India’s Chandrayaan-2 orbiter may also be able to locate the impact crater, which could be up to 65 feet (20 meters) in diameter, Gray said.
It will be far from the only crater on the moon, which has no protective atmosphere. This means impact craters occur naturally when it’s hit by objects like asteroids – which is a regular occurrence. Craters have also resulted from spacecraft being deliberately crashed into the moon.
There is a possibility of biocontamination at the crash site, since rocket parts aren’t sterile when launched, said David Rothery, a professor of planetary geosciences at The Open University in the United Kingdom.
“Most microbes will have died but maybe not all. They’re probably not going to reproduce but it’s a very small risk,” he said.
The origin of the rocket part is unclear. Gray had initially identified it as the SpaceX Falcon rocket stage that launched the US Deep Space Climate Observatory, or DSCOVR, in 2015 but later said he’d gotten that wrong and it was likely from a 2014 Chinese lunar mission – an assessment NASA agreed with.
However, China’s Ministry of Foreign Affairs denied the booster was from its Chang’e-5 moon mission, saying that the rocket in question burned up on reentry to Earth’s atmosphere.
No agencies systematically track space debris so far away from Earth, and the confusion over the origin of the rocket stage has underscored the need for official agencies to monitor deep-space junk more closely, rather than relying on the limited resources of private individuals and academics.
However, experts say that the bigger challenge is the space debris in low-Earth orbit, an area where it can collide with functioning satellites, create more junk and threaten human life on crewed spacecraft.

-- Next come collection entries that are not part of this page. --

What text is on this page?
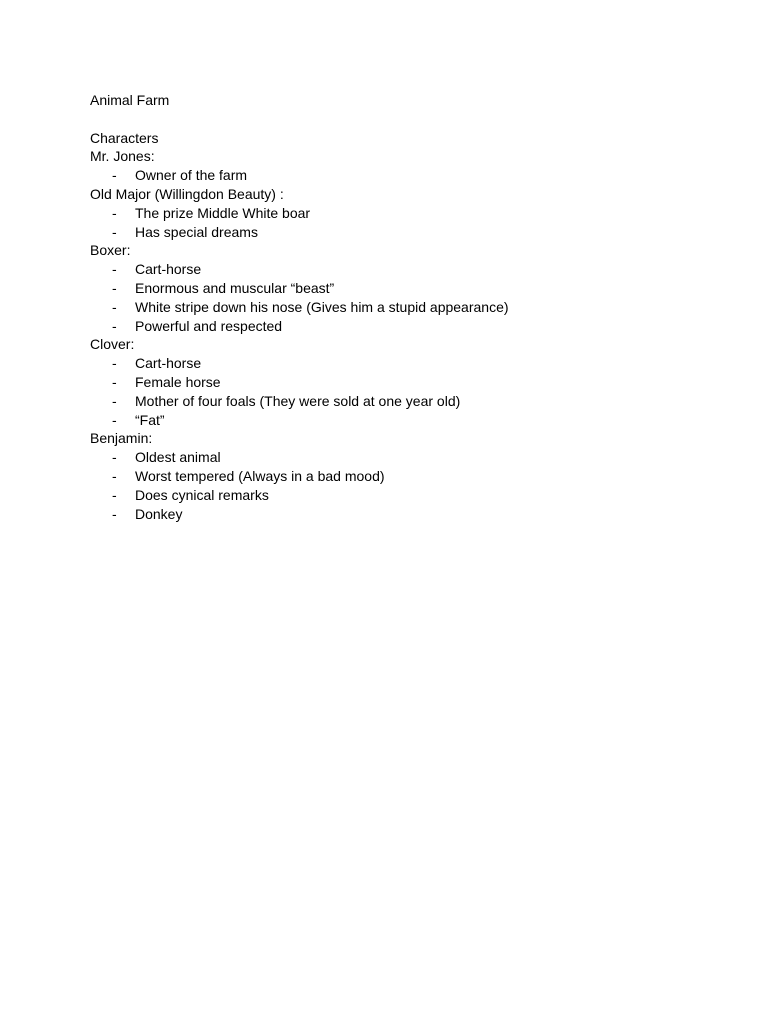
Animal Farm
Characters
Mr. Jones:
- Owner of the farm
Old Major (Willingdon Beauty) :
- The prize Middle White boar
- Has special dreams
Boxer:
- Cart-horse
- Enormous and muscular “beast”
- White stripe down his nose (Gives him a stupid appearance)
- Powerful and respected
Clover:
- Cart-horse
- Female horse
- Mother of four foals (They were sold at one year old)
- “Fat”
Benjamin:
- Oldest animal
- Worst tempered (Always in a bad mood)
- Does cynical remarks
- Donkey
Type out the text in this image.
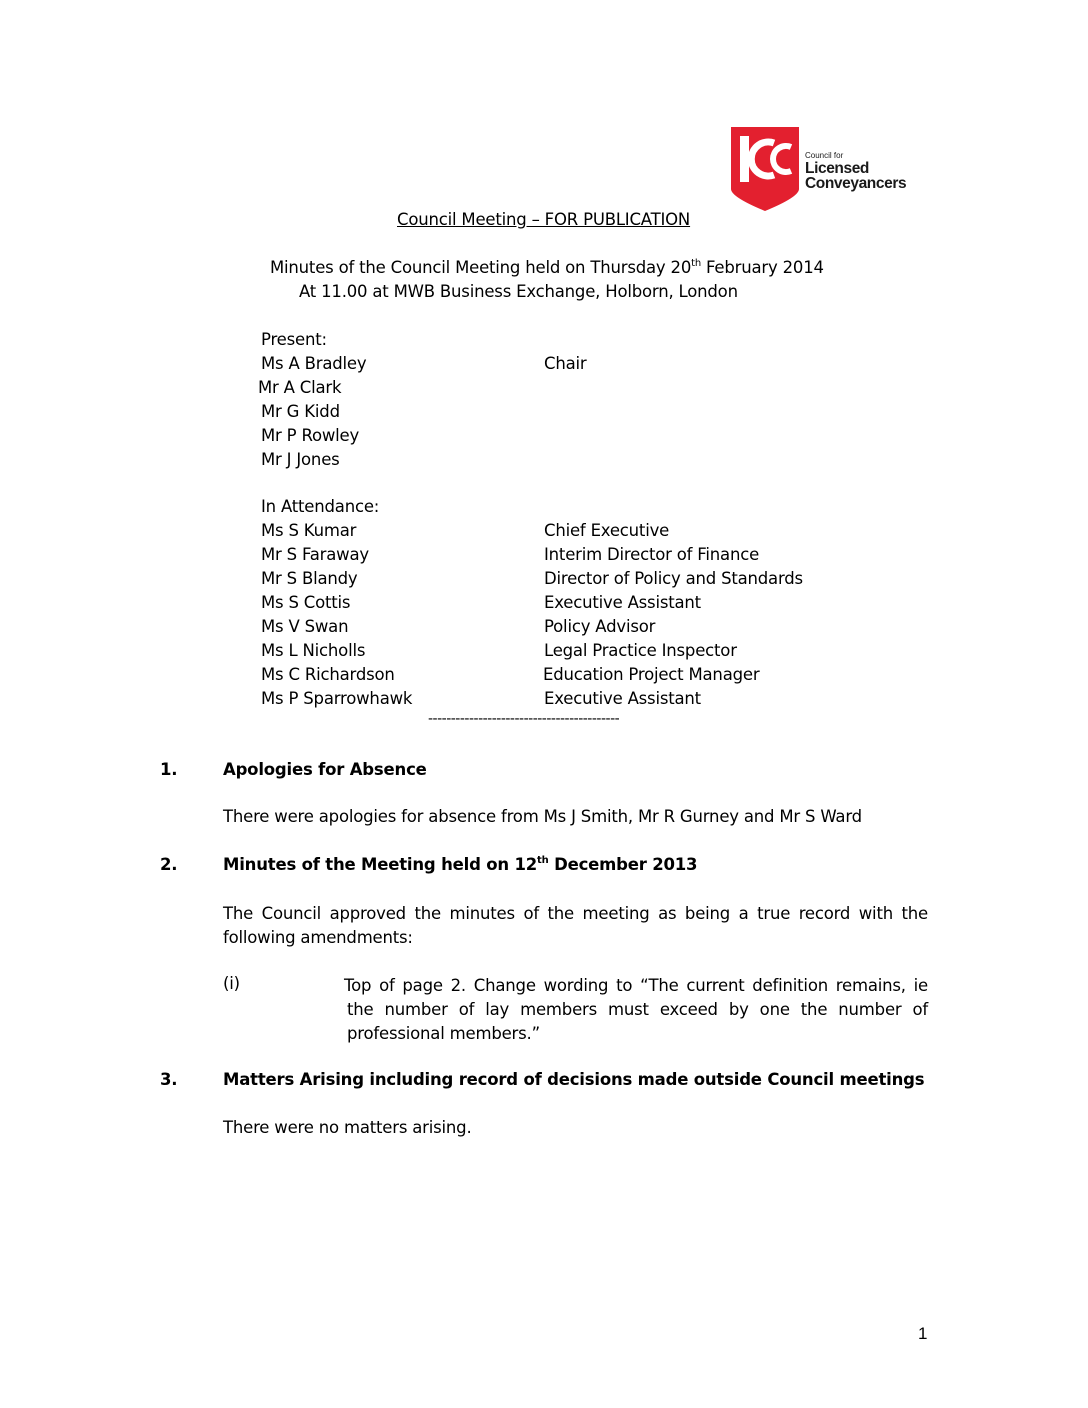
Council for
Licensed
Conveyancers
Council Meeting – FOR PUBLICATION
Minutes of the Council Meeting held on Thursday 20th February 2014
At 11.00 at MWB Business Exchange, Holborn, London
Present:
Ms A Bradley	Chair
Mr A Clark
Mr G Kidd
Mr P Rowley
Mr J Jones
In Attendance:
Ms S Kumar	Chief Executive
Mr S Faraway	Interim Director of Finance
Mr S Blandy	Director of Policy and Standards
Ms S Cottis	Executive Assistant
Ms V Swan	Policy Advisor
Ms L Nicholls	Legal Practice Inspector
Ms C Richardson	Education Project Manager
Ms P Sparrowhawk	Executive Assistant
------------------------------------------
1.	Apologies for Absence
There were apologies for absence from Ms J Smith, Mr R Gurney and Mr S Ward
2.	Minutes of the Meeting held on 12th December 2013
The Council approved the minutes of the meeting as being a true record with the following amendments:
(i)	Top of page 2. Change wording to “The current definition remains, ie the number of lay members must exceed by one the number of professional members.”
3.	Matters Arising including record of decisions made outside Council meetings
There were no matters arising.
1
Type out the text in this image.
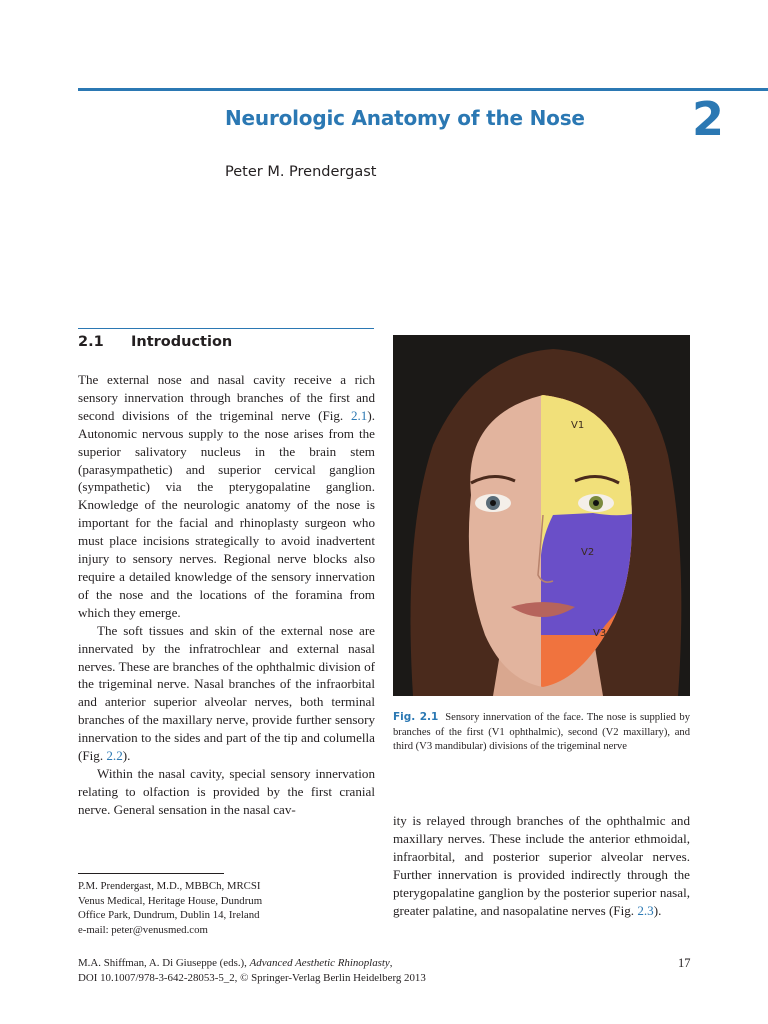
Neurologic Anatomy of the Nose 2
Peter M. Prendergast
2.1 Introduction

The external nose and nasal cavity receive a rich sensory innervation through branches of the first and second divisions of the trigeminal nerve (Fig. 2.1). Autonomic nervous supply to the nose arises from the superior salivatory nucleus in the brain stem (parasympathetic) and superior cervical ganglion (sympathetic) via the pterygopalatine ganglion. Knowledge of the neurologic anatomy of the nose is important for the facial and rhinoplasty surgeon who must place incisions strategically to avoid inadvertent injury to sensory nerves. Regional nerve blocks also require a detailed knowledge of the sensory innervation of the nose and the locations of the foramina from which they emerge.

The soft tissues and skin of the external nose are innervated by the infratrochlear and external nasal nerves. These are branches of the ophthalmic division of the trigeminal nerve. Nasal branches of the infraorbital and anterior superior alveolar nerves, both terminal branches of the maxillary nerve, provide further sensory innervation to the sides and part of the tip and columella (Fig. 2.2).

Within the nasal cavity, special sensory innervation relating to olfaction is provided by the first cranial nerve. General sensation in the nasal cav-

V1
V2
V3
Fig. 2.1 Sensory innervation of the face. The nose is supplied by branches of the first (V1 ophthalmic), second (V2 maxillary), and third (V3 mandibular) divisions of the trigeminal nerve

ity is relayed through branches of the ophthalmic and maxillary nerves. These include the anterior ethmoidal, infraorbital, and posterior superior alveolar nerves. Further innervation is provided indirectly through the pterygopalatine ganglion by the posterior superior nasal, greater palatine, and nasopalatine nerves (Fig. 2.3).

P.M. Prendergast, M.D., MBBCh, MRCSI
Venus Medical, Heritage House, Dundrum
Office Park, Dundrum, Dublin 14, Ireland
e-mail: peter@venusmed.com
M.A. Shiffman, A. Di Giuseppe (eds.), Advanced Aesthetic Rhinoplasty,
DOI 10.1007/978-3-642-28053-5_2, © Springer-Verlag Berlin Heidelberg 2013
17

There are at least 26,000 pieces of space junk orbiting Earth that are the size of a softball or larger and could destroy a satellite on impact; over 500,000 objects the size of a marble – big enough to cause damage to spacecraft or satellites; and over 100 million pieces the size of a grain of salt, tiny debris that could nonetheless puncture a spacesuit, according to a NASA report issued last year.